I fantasmi, quindi, appaiono come esseri primordiali immersi nel silenzio; essi ci guardano dall’al di là, ci assistono con la loro presenza appena accennata e ci inducono a tornare a un rapporto puro e diretto con il divino, come accade in “Anche loro ci guardano”, dove le figure – spettri di Munchiana memoria – emergono quali sagome indefinite dagli occhi neri e le labbra serrate. Questa volta il colore, e non il disegno, interviene a definire volti attoniti e corpi informi, i cui soli gesti riconoscibili sono dati dalle mani giunte nel segno – di significato e decodificazione immediata – della preghiera.
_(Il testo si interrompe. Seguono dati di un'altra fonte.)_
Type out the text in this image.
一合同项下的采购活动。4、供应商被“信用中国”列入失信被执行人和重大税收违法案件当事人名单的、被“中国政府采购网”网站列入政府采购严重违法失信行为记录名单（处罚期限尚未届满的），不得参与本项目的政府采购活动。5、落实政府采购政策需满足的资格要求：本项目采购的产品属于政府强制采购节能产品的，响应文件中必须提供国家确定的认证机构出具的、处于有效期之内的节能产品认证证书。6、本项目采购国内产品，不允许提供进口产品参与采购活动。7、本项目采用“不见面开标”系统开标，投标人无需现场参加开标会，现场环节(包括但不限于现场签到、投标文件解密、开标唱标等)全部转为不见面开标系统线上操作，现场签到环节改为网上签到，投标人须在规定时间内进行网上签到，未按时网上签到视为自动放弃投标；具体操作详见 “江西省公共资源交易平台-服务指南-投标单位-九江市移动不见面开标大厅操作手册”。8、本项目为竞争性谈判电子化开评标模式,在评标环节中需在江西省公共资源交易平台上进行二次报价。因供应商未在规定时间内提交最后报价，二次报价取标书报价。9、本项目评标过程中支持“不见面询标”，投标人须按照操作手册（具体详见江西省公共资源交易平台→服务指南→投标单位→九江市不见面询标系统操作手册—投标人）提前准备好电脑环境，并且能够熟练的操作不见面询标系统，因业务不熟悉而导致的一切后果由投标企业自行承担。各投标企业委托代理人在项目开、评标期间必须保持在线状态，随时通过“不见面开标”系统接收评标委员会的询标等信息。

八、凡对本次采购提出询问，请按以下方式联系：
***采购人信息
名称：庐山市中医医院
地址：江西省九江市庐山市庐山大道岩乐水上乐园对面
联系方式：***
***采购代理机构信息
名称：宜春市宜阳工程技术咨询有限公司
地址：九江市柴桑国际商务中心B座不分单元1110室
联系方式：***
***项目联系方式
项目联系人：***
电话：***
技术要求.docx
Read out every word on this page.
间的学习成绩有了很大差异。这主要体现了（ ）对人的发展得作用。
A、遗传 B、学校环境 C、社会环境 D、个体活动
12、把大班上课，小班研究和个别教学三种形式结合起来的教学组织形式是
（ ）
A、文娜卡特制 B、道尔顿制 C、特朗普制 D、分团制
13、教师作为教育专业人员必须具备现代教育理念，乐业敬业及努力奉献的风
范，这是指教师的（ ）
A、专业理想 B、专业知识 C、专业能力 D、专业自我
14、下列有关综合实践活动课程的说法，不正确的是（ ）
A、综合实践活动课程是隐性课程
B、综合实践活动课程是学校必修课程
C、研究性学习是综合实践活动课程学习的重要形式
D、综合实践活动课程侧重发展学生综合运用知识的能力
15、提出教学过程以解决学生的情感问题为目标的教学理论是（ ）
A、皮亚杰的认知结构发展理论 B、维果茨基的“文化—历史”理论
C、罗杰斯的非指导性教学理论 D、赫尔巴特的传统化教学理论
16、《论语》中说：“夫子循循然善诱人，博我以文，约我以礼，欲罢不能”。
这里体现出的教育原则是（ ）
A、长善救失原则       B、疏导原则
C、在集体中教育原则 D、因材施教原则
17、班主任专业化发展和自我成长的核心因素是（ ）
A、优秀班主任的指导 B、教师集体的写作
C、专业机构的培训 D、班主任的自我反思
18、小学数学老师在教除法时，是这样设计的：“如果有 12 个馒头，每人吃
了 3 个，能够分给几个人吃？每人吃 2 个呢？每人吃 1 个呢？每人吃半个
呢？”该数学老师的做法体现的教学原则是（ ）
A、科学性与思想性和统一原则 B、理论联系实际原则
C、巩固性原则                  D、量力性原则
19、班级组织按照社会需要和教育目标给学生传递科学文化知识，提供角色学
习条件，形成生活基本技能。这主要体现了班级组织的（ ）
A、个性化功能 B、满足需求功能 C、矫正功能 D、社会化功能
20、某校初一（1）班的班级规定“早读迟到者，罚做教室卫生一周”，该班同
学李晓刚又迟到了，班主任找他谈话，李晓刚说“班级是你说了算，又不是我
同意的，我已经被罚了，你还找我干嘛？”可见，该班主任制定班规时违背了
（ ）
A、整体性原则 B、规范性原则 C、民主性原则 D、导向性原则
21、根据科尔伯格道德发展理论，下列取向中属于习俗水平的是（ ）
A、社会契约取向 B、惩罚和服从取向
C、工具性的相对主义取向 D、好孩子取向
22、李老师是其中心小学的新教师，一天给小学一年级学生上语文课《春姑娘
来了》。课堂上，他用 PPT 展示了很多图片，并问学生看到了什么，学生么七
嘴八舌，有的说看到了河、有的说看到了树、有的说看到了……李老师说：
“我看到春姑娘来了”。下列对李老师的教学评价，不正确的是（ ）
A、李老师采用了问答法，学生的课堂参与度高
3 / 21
Ma se invece queste presenze a tratti inquietanti fossero lì a proteggerci in qualità di guardiani? È proprio questo il titolo di un altro dipinto caratterizzato da atmosfere argentee e lunari, in cui i soggetti appaiono come robotiche figure di latta addirittura inumane, rigide e fredde, intente a compiere il loro ruolo di osservatrici lucide e scostanti. Analogo, però, è sempre il clima di pacato distacco dalla realtà e di ripiegamento individuale verso un’ulteriore realtà, fatta di silenzi e di assenze più che di parole e di avvenimenti.
A livello coloristico, la tendenza alla monocromia di alcuni dipinti e la predominanza di tinte grigie, color sabbia e marrone simboleggiano proprio le svariate e differenti situazioni di sterilità portate in ogni epoca dai conflitti, mentre altrove grovigli e matasse di linee evidenziano la condizione di caos perenne che contraddistingue la storia dell’umanità. Qui la forza espressionistica della tempera si coniuga con la delicatezza di taluni tocchi, resi a matita ed acquarello, in un contrasto che è anche quello del mondo contemporaneo. E così, sempre in virtù delle medesime contraddizioni, caratteristiche della realtà attuale, un marinaio e una signorina possono stare vicini, nel medesimo dipinto, senza neanche guardarsi in faccia, soli e chiusi ciascuno nelle proprie incertezze. Perché, come gli Arlecchini dell’omonimo dipinto che apre l’articolo, i fantasmi di Achille Guzzardella non sono che maschere del mondo contemporaneo, precario e ambiguo.